Another braid vote lighter weight hooks and mono is a pain because it never goes straight, it always has a twirl and you lose a lotta sensitivity. Braid is straight down to the hook and you feel everything

Sent from my SM-G975U using Tapatalk


----------



## walleyeRod (Jan 24, 2011)

8#mono on lake Erie i like a little stretch with those 10lb hogs!Braid is more sensitive yes, but freezes up to easy outside the shanty!


----------



## HookSet Harvey (Aug 12, 2010)

Straley said:


> I second braid soild hookset and even used while perch fishing in conneaut when there was a such thing as a perch


Huh...what....did someone say hookset?


----------



## RStock521 (Jul 17, 2008)

Carpn said:


> 8# braid with a flouro leader . I like attaching the leader with a micro swivel . The I use a small duo lock snap to attach the lure .
> 
> I like having the micro swivel as a reference to let me know when a fish is near the hole .


 This is pretty much my setup for everything I fish for, besides panfish.


----------



## ErieRider (Mar 23, 2010)

8 pound braid, Albright knot then flouro leader.

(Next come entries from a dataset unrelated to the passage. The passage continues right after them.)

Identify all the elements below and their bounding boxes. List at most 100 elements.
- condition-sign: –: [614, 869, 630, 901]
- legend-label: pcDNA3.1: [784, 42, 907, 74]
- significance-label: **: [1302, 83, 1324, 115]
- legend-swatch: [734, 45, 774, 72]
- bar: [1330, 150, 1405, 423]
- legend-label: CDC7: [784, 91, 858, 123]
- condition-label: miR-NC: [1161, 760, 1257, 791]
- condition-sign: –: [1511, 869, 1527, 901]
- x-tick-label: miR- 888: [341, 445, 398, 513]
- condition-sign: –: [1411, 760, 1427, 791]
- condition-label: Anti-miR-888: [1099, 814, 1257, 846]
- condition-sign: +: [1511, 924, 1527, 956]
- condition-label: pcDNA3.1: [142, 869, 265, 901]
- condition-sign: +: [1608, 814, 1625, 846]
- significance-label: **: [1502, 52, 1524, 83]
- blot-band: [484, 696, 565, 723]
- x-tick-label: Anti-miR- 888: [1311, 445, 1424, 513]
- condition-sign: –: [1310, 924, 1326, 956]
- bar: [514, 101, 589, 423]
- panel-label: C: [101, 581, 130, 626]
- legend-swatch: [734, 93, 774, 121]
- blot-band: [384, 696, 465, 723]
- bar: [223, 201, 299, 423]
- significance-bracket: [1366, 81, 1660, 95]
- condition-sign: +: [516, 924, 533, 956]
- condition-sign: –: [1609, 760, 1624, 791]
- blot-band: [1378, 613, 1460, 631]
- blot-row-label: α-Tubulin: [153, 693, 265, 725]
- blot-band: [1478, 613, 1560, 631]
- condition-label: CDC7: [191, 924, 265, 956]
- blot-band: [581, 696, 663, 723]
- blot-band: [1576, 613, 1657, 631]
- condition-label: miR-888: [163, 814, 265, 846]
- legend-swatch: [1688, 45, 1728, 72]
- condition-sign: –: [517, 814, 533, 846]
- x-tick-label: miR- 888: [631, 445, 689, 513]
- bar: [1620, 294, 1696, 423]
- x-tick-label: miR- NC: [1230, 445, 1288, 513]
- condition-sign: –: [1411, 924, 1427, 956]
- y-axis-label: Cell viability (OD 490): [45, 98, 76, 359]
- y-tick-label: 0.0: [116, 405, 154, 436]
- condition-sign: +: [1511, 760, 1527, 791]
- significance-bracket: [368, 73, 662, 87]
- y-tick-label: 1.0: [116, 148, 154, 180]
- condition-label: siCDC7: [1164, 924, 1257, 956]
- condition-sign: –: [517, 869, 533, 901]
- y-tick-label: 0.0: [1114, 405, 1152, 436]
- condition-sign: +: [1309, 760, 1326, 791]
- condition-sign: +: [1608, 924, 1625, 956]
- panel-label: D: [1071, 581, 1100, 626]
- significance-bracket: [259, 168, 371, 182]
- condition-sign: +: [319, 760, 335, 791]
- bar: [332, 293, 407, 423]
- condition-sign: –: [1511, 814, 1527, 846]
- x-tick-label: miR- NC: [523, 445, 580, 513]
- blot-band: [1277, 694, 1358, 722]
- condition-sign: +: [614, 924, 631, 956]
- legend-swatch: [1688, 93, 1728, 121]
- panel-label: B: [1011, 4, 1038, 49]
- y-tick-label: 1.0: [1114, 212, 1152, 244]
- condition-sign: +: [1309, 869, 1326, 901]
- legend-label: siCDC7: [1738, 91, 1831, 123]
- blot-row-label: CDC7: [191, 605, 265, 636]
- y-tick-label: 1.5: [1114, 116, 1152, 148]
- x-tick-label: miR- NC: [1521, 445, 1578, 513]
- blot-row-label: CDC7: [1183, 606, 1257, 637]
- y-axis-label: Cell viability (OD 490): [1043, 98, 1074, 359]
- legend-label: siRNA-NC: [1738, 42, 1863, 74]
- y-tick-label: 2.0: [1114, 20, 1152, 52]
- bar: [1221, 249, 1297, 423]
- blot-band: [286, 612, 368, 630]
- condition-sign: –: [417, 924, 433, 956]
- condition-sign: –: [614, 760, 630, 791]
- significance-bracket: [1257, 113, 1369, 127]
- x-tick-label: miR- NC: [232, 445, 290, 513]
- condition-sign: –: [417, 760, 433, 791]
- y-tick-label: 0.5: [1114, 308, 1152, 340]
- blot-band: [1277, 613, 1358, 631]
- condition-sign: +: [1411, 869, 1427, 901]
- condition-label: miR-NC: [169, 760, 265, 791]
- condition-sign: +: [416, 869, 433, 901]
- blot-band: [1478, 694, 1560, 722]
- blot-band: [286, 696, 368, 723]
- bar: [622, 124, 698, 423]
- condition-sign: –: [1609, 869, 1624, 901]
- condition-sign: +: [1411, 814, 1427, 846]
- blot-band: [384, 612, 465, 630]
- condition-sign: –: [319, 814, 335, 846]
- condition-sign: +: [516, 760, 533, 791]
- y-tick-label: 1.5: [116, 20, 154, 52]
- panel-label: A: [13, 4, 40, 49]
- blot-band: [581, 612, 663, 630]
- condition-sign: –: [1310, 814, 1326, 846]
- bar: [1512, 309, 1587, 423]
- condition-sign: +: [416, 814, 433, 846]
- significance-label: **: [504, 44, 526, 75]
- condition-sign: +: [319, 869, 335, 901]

Using a micro swivel sometimes is a pain. I used to just use micro swivel but the braid/flouro/no swivel set up allows you to just reel. Also it lets you just drop the line without having to be concerned with the swivel hanging up on the eyes in the event that you happen to reel the swivel past the eyes. 

Sent from my SM-G950U using Tapatalk


----------



## Straley (Jul 14, 2012)

Braid and blue and silver Swedish pimple my wife and me 12 walleyes 86 pounds it was on like donkey Kong


----------



## swone (Jan 24, 2007)

Carpn said:


> 8# braid with a flouro leader . I like attaching the leader with a micro swivel . The I use a small duo lock snap to attach the lure .
> 
> I like having the micro swivel as a reference to let me know when a fish is near the hole .


I use the exact same setup.


----------



## chumthrower (Mar 15, 2006)

TClark said:


> Wondering what your line preference for walleye through the ice?


I don't know about panfishng and inland lakes. I only ice fish Erie. What works for us is braid to the smallest barrel swivel you can find, then 18" of 15-17 lb. Berkely Vanish. You won't lose any fish. Good luck.


----------



## kit carson (Jan 24, 2016)

8 lb braid tied straight to a snap swivel have never had any issues, panfish 3lb p-line florocarbin

Sent from my SAMSUNG-SM-G890A using Tapatalk


----------



## KPI (Jun 4, 2011)

I don’t stress I just fish I do pretty well not sure what pound mono I use a cross lock and vibe fish love em 


Sent from my iPhone using Tapatalk


----------



## ErieRider (Mar 23, 2010)

Straley said:


> Braid and blue and silver Swedish pimple my wife and me 12 walleyes 86 pounds it was on like donkey Kong


We need some ice so you can get a new picture........

Sent from my SM-G950U using Tapatalk


----------



## Straley (Jul 14, 2012)

I know right about the picture I’m proud of it that we did so good me and my wife isn’t very often you jig up some gators on Erie ice I wish Erie would cooperate like the big lakes up north I promise I won’t post them pictures anymore lol


----------



## ErieRider (Mar 23, 2010)

Straley said:


> I know right about the picture I’m proud of it that we did so good me and my wife isn’t very often you jig up some gators on Erie ice I wish Erie would cooperate like the big lakes up north I promise I won’t post them pictures anymore lol


No worries! Great fish...... kills me too looking at old pictures! One day we will be there!

Sent from my SM-G950U using Tapatalk


----------



## Carpn (Apr 5, 2004)

I just keep telling myself ...Maybe this year we will get a prolonged Erie ice window again. 
Erie spoils you . But you gotta be willing to head north to scratch the walleye ice big most years .

One thing i will add about line preference ,when using braid a longer , lighter action rod is better to absorb those head shakes and give you some cushion . 

I still keep at least one rod rigged with mono or flourocarbon for hole hopping outside the shack when it's cold . The braid tends to freeze up when start getting into the mid 20s or so .


----------